About nine months ago SNWAM dug into the municipal not-for-profit hospital sector and saw the tailwinds of the Affordable Care Act (ACA) turning to headwinds.
Our sector thesis going into our 2016 strategy meeting was that a larger insured population would lead to less charity care and bad debt expense, and that revenue growth would accelerate.
The charts below paint just such a picture. In the top chart we see the decline in the number of uninsured starting in 2013. In the bottom chart we clearly see both charity care as a percent of net patient revenue and bad debt expense of as a percent of net patient revenue fall, which supported high single digit compounded annual revenue growth for the sector.
However, leaving our meeting we identified that implementation and execution risk of strategies needed to capture increased patient volumes presented downside risk because the greater number people using Medicaid/Medicare insurance could thin operating margins and begin to pressure revenue growth.
Given this outlook, we reduced our overweight to the sector to 5% from 10%. Looking at the charts again (bottom chart), we see thinning operating cash flow margins and revenue growth begin to slow in 2016.
Now let’s get to our current sector outlook. The risks in the not-for-profit hospital sector have materially changed since the presidential election. The durability of the ACA, which provided positive credit trends, is now in doubt. Among the risks of ACA repeal could be the loss of health insurance premium subsidies, reversal of the individual mandate, cutting of the healthcare tax on premium plans and the reversal of Medicaid in expansion states.
Repealing any one of these benefits (or of the tax) would likely reduce the number of insured and create negative credit trends. While the outcomes of federal healthcare policy are highly uncertain, we do have a number of stabilizing factors.
According to the World Bank, the U.S. spent 17.1% of its GDP on healthcare. That is nearly a fifth of U.S. GDP. The Kaiser Family Foundation data in the chart above shows that nearly 20 million more people now have health insurance as a result of the ACA. That is a lot of people.
The point is, highly salient and complex issues (like health care policy) that affect a large portion of the U.S. economy and impact tens of millions of people will take time to change. Any changes will likely be gradual and implemented over many years, just as it took years for the regulations promulgated by the ACA to be implemented. We have a great recent example from the 2015 Kentucky race for governor.

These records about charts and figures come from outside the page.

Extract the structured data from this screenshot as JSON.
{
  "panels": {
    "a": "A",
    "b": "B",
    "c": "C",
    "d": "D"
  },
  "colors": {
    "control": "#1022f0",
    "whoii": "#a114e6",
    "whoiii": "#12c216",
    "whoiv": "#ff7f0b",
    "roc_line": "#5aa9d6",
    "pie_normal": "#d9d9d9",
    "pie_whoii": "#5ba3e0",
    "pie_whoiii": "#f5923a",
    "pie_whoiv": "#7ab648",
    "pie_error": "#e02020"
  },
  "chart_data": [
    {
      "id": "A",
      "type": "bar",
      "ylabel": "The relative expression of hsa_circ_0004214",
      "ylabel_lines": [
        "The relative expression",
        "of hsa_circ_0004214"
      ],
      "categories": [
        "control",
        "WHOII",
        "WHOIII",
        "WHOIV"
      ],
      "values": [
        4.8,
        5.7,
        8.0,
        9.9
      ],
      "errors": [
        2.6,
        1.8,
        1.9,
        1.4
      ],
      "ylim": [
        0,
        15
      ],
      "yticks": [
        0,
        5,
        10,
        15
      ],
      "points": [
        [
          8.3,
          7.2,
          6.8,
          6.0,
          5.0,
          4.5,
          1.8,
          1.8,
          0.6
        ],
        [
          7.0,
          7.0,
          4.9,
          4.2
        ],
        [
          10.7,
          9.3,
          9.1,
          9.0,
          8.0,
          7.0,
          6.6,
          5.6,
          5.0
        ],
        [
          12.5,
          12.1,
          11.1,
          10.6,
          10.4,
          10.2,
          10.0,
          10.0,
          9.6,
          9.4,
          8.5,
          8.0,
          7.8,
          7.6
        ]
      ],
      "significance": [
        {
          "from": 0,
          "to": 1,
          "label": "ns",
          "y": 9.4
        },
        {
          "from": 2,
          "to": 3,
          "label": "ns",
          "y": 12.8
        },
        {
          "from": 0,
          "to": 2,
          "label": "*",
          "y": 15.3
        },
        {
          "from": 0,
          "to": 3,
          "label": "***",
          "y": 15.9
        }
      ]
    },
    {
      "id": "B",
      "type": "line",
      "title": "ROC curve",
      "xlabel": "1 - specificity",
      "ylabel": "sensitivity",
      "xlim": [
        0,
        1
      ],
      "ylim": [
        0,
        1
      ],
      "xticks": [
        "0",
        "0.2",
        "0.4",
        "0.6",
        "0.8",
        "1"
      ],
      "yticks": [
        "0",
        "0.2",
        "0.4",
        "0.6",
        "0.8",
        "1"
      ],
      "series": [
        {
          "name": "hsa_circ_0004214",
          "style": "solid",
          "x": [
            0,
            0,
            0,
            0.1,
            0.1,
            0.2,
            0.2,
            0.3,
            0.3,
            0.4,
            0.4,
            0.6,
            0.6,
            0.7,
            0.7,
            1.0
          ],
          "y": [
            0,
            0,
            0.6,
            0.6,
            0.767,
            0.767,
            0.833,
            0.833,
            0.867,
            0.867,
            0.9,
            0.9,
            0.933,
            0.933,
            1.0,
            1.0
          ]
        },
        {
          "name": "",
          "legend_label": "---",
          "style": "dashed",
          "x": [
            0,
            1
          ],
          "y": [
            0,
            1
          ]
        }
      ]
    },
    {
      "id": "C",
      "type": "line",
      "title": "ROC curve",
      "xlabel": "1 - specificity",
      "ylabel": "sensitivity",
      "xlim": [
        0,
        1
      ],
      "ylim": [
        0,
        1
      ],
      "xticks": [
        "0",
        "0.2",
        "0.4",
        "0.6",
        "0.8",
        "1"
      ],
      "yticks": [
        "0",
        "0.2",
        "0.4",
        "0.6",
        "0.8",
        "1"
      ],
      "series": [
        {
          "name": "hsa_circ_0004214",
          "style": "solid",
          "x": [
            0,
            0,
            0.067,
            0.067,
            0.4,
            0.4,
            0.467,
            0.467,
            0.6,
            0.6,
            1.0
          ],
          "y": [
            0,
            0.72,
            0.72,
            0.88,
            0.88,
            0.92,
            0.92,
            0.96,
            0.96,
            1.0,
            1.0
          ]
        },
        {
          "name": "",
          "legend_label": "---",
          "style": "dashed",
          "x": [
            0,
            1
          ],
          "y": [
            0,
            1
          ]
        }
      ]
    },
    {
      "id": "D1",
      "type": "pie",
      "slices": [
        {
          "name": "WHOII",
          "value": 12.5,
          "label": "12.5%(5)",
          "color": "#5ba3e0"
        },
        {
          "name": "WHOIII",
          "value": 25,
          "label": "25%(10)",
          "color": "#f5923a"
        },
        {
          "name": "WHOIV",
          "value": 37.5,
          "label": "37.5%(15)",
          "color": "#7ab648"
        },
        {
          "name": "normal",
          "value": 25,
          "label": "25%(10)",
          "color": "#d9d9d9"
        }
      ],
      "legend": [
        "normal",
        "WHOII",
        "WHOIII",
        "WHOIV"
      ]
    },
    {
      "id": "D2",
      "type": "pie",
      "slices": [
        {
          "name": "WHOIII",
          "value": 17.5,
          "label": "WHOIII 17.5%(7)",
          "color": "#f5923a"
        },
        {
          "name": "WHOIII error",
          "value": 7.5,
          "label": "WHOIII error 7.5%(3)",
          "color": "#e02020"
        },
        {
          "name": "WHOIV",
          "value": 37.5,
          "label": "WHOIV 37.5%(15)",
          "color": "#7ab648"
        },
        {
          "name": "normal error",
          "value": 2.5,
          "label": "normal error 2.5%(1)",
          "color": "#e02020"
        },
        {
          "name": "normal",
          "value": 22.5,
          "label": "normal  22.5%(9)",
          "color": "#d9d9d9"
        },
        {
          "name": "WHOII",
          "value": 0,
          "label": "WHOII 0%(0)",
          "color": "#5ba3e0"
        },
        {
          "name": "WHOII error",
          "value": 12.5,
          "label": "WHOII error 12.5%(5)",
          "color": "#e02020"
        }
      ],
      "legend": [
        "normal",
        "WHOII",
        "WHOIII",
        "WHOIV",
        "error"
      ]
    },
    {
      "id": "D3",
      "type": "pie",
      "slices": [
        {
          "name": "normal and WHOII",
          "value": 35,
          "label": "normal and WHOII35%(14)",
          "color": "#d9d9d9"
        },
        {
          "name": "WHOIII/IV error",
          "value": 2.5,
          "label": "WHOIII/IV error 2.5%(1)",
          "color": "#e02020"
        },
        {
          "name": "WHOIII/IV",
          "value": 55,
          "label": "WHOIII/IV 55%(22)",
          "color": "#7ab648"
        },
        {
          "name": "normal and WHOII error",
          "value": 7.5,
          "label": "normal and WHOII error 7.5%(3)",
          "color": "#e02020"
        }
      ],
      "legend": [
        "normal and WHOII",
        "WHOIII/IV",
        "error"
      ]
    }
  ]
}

Matt Bevin (R) won the race on a platform that opposed the ACA, pledged to shut down Kentucky’s state health insurance marketplace, switch the state to the federal marketplace and repeal Medicaid expansion immediately after taking office.
But following taking office, Governor Bevin switched his focus primarily to modifying the state’s Medicaid expansion rather than repealing it outright. This is a great case study in political rhetoric versus policy reality.
But let’s be real. The U.S. Census Bureau forecasts that by 2025 20% of the U.S. population will be over 65 years old and eligible for Medicaid/Medicare insurance.
The 20 million who could potentially lose health insurance if the ACA is “repealed” will be quickly replaced by an aging U.S. population. Therefore the hospital sector will regain the lost insured pool fairly quickly, and negative credits from ACA uncertainty will give way to different credit metrics like operational efficiencies, payer mix and the management of contractual allowances and discounts.
Given these sector drivers, we are comfortable maintaining our 5% weighting to the sector and believe we are very well positioned to take advantage of any market dislocation from whatever ACA noise lies ahead of us.